I noticed one weird thing - I have two separate processes, one of which (say) takes 5 seconds to run, the other 6. If I run process 1 and 2 at the same time (on separate queues), process 1 takes about 6 seconds to run but process 2 blows out to 25 seconds. If I run two lots of process 1 then they both take about 10 seconds to execute.
I suspect it is because although they execute in about the same amount of time, process 1 is made of fewer steps and the scheduler is just alternating through the jobs in function-call sequence and so a lot more of process 1 gets run when process 2 is also active.
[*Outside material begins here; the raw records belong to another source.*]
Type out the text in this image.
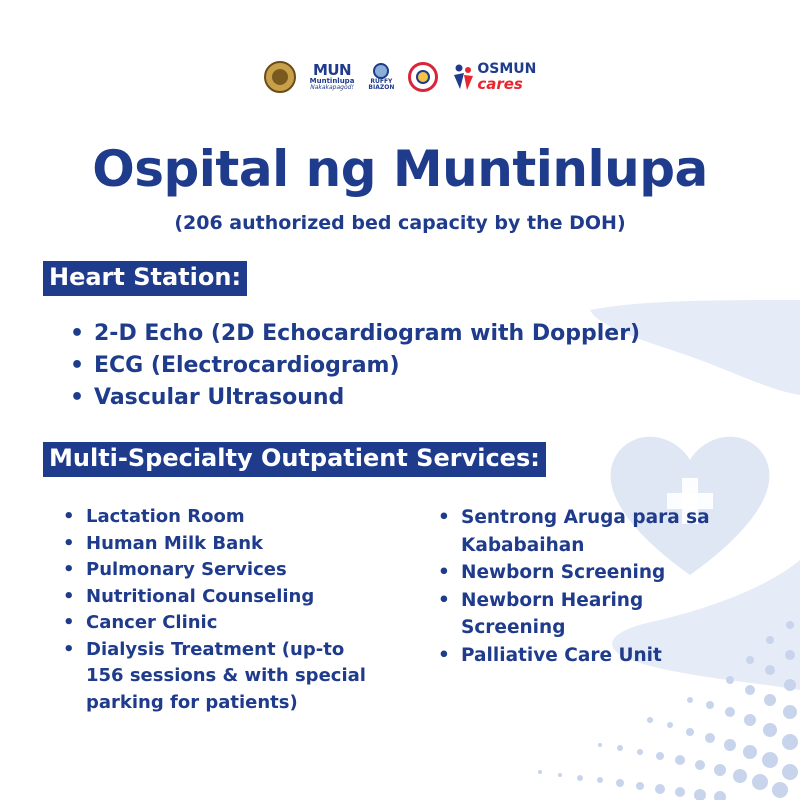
MUN
Muntinlupa
Nakakapagod!
RUFFY
BIAZON
OSMUN
cares
Ospital ng Muntinlupa
(206 authorized bed capacity by the DOH)
Heart Station:
• 2-D Echo (2D Echocardiogram with Doppler)
• ECG (Electrocardiogram)
• Vascular Ultrasound
Multi-Specialty Outpatient Services:
• Lactation Room
• Human Milk Bank
• Pulmonary Services
• Nutritional Counseling
• Cancer Clinic
• Dialysis Treatment (up-to 156 sessions & with special parking for patients)
• Sentrong Aruga para sa Kababaihan
• Newborn Screening
• Newborn Hearing Screening
• Palliative Care Unit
Although it doesn't matter at this point it could be a significant problem in a 'real' application.
They are both run on a separate thread and throw out a lot of queue.finish()'s as well - mostly so it can detect user cancellation without queuing up too much work, but also because it seemed to run into resource problems if I queued up thousands of function calls at once (the over-all processing time is important but the interaction is more important at this point). So that also might be affecting the scheduling time. This is on NVidia.
I also found a bug in JOCL and filed another bug on the jogamp bugzilla - the 3rd JOCL bug there, and the 3rd i've filed myself. Hmmm.